Friday, September 10, 2010

Deceleration Process

September 10, 2010
Well, I can say that Natalie has been feeling better. Although the fussiness and random bits of pain come and go, she has at least slept through the night for most of this week. She has been easier to get down, unfortunately I am learning that you can overdo the deceleration process before putting her down into the crib.

The current procedure is as follows: around 9:30pm Natalie starts rubbing her eyes and yawning (very cute by the way); Jakki takes her into her nursery and does the bedtime diaper and pajama change while I prep the rocker for reading time; I sit and read through four or five of her books (they are quick reads, so I keep rolling through them); I shut out the lights and rock her, or walk her to sleep, which can take up to 30 minutes. This week she has started rolling around and playing in my lap after about the third book. I am either a boring reader, unable to keep her attention, or so exciting that she wakes up and becomes active. She has taken to turning pages for me, with a little page control from daddy, and sometimes we wrestle with the book so that she doesn’t turn the page before I read the four lines of rhyme. I think she likes the action of turning pages more than listening to me. Either way, she is a bit more awake and active when I am done reading than when Jakki first picks her up to change her. It’s a cruel process, because sometimes I just want to put her down, say goodnight, and shut the door. She fussed enough last night in my arms that I did just that, I read to her, rocked a little and quickly put her down and said goodnight. She was just too awake, or fussy, to be comfortable in any position in my lap or arms. So I just put her down and turned on her glowing seahorse. She looked at me like I was a bastard for putting her down into this cage, so I kissed her on the forehead, told her that she would be ok, said goodnight, and walked out the door. This was a risky gamble, considering the separation anxiety mentioned last week. It actually worked out well, she only cried out once or twice and then she conked out.

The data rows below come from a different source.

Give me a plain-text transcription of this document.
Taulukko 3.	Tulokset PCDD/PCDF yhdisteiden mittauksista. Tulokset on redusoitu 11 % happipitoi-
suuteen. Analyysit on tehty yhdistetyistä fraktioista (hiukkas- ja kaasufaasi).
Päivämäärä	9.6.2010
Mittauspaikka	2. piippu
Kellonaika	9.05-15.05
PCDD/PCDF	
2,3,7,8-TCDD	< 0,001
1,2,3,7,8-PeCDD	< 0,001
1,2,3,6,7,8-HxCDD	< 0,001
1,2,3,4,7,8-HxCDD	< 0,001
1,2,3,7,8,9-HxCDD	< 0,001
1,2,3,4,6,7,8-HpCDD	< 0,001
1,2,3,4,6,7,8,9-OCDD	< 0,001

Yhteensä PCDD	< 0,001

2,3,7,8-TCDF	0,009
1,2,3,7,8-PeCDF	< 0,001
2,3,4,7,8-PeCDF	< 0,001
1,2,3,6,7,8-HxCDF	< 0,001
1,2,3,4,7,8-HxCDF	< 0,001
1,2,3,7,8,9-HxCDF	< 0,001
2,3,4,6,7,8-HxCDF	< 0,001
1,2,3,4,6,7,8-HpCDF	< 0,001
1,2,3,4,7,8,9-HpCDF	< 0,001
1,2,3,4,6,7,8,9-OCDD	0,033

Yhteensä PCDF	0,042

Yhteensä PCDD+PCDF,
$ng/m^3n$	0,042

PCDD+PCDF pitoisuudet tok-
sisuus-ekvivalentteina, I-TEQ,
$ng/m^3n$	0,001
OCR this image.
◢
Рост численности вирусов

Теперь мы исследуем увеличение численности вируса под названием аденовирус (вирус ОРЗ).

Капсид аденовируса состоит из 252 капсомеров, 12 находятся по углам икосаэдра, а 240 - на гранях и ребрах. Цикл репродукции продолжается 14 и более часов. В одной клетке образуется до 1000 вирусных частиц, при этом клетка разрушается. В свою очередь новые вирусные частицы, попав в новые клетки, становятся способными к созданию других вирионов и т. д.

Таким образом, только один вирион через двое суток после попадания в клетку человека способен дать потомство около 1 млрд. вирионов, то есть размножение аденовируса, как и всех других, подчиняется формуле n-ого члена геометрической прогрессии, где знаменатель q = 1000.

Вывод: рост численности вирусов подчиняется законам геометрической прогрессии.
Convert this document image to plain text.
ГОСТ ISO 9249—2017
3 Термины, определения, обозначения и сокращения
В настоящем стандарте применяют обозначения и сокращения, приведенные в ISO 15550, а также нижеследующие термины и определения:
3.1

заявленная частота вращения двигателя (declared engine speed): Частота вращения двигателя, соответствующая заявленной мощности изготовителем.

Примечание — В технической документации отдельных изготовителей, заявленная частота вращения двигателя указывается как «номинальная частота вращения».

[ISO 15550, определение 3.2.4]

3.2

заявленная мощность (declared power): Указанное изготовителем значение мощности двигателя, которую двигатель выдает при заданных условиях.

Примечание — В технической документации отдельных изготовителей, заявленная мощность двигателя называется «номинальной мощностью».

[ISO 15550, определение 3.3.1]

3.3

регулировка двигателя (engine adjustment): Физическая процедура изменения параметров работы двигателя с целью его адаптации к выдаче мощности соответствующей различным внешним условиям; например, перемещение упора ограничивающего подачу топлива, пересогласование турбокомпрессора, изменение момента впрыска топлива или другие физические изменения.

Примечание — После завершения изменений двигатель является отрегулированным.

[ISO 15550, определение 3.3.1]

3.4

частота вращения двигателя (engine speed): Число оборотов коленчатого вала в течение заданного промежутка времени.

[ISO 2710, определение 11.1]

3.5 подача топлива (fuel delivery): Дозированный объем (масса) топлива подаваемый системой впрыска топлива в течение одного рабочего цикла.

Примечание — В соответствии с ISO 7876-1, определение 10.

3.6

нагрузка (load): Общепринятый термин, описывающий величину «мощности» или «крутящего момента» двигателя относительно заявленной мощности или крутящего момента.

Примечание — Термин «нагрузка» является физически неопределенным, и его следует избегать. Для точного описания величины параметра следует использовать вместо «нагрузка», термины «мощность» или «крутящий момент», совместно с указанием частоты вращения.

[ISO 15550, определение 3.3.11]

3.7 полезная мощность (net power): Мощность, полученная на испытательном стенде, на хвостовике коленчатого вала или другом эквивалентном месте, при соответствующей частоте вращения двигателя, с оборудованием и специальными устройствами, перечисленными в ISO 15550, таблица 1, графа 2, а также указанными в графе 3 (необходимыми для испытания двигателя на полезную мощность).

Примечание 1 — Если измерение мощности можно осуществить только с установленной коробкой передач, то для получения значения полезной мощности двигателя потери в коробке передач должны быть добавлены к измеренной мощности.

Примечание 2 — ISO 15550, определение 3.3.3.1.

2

So maybe I need to change it up, read one less book, and put her down before she falls asleep? For some reason I feel a thread of guilt though. I don’t get to see her enough during the day, and I really don’t want her to be upset that I am walking out the door. When she cries out, all of the satisfaction in our time together vanishes and I feel like I didn’t do enough for her. My comfort in the process is dependent on her comfort, and the only way I seem to feel satisfied is when she is asleep in my arms, or quickly asleep after I put her down. That little dirty look doesn’t help either. It’s weird. I have a guilty conscience, I guess. But mommy and daddy need their sleep too. So I will stick with the gamble, and try to put her down sooner.


So that's how we put her to bed, hopefully I will keep learning and adapting so hat we can all sleep better. I am happy, and we are, for now, healthy.

~ Nathan

1 comment:

  1. Don't feel guilty!! She needs her sleep as well. We usually read the kiddos one story and that was it. You play with her when you see her and that's enough. Seriously. Now that ours are older, we still read one or two stories max. That's it. It's actually important for her to go to bed while she is awake. She needs to learn to self-soothe and to put herself to sleep. We did that with our kiddos--put them to bed when they were still awake. Often, they would babble and then conk out. Sometimes they'd cry and we check in on them, but we did NOT pick them up. We said goodnight and left again. Otherwise it can set a bad precedent and when she gets older, it can lead to the bedtime battle of stalling. I can honestly say that we have NEVER had the bedtime battles. When it's time for bed, it's time for bed. That's it. Simple as that.